Example of a secure Axum handler using the AWS SDK for DynamoDB:

use aws_sdk_dynamodb::Client;
use axum::{routing::get, Router};
use std::net::SocketAddr;

async fn describe_table_handler(
    client: Client,
    table_name: String,
) -> Result {
    let output = client
        .describe_table()
        .table_name(&table_name)
        .send()
        .await
        .map_err(|e| (axum::http::StatusCode::INTERNAL_SERVER_ERROR, e.to_string()))?;

    Ok(format!("{:?}", output.table().unwrap_or_default()))
}

#[tokio::main]
async fn main() {
    let config = aws_config::load_from_env().await;
    let client = Client::new(&config);

    let app = Router::new()
        .route("/table/:name", get(move |path: axum::extract::Path<String>| async move {
            describe_table_handler(client.clone(), path.into_inner()).await
        }));

    let listener = tokio::net::TcpListener::bind("0.0.0.0:3000").await.unwrap();
    axum::serve(listener, app).await.unwrap();
}

If shell commands are unavoidable (for example, invoking AWS CLI in a controlled environment), ensure that environment variables are not derived from user input and that any external values are strictly validated and sanitized. Use a strict allowlist for table names and avoid interpolating values into shell commands. Prefer structured SDK calls over process spawning to maintain security boundaries.

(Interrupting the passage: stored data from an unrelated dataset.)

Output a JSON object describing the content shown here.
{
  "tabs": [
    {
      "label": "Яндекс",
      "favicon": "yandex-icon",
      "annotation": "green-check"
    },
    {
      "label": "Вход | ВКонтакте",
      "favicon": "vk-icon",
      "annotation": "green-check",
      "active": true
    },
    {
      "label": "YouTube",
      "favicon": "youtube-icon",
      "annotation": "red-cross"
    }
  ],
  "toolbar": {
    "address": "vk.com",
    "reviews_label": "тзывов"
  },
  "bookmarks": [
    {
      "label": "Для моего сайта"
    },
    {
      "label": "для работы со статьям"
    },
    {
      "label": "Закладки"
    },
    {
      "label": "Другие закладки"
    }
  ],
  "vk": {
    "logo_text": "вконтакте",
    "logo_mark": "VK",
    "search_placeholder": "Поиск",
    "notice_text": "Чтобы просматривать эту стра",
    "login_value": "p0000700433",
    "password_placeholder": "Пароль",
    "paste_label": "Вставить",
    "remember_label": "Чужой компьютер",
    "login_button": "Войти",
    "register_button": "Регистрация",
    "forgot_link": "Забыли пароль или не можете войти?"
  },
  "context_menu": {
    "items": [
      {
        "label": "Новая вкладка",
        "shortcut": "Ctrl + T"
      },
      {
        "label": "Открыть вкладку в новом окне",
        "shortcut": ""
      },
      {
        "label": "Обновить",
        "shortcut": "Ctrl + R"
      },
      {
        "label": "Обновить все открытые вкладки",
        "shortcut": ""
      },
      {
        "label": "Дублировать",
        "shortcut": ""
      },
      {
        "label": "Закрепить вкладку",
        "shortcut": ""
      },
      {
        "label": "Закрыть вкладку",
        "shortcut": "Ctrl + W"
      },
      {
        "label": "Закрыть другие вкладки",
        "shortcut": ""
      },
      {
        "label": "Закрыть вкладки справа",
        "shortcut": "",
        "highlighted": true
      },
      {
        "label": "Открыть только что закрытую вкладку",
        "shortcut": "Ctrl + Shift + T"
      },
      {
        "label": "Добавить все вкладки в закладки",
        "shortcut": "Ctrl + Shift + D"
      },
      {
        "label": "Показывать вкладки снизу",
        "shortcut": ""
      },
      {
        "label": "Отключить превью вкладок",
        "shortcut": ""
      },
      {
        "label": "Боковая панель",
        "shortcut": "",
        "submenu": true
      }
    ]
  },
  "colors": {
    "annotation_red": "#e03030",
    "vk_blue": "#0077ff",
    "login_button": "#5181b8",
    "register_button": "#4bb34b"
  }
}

For DynamoDB-specific configurations, store sensitive settings such as region and credentials in secure sources like AWS profiles or instance metadata, and ensure that environment variables used by auxiliary tooling are set from trusted deployment processes rather than runtime input. middleBrick’s scans can highlight areas where environment variables flow into shell contexts, supporting focused remediation.

Frequently Asked Questions

Can middleBrick detect Shellshock risks in an Axum + DynamoDB setup?
middleBrick scans the unauthenticated attack surface and tests inputs across checks such as Input Validation and Unsafe Consumption. It can flag scenarios where environment variables derived from external sources are used in contexts that may permit injection, providing findings and remediation guidance.
What is the best practice for DynamoDB access in Axum to avoid Shellshock?
Use the official AWS SDK for Rust (aws-sdk-dynamodb) to interact with DynamoDB directly from Axum, avoiding shell command construction and environment variable interpolation. If shell commands are necessary, validate and strictly limit environment variables and avoid user-influenced input in command construction.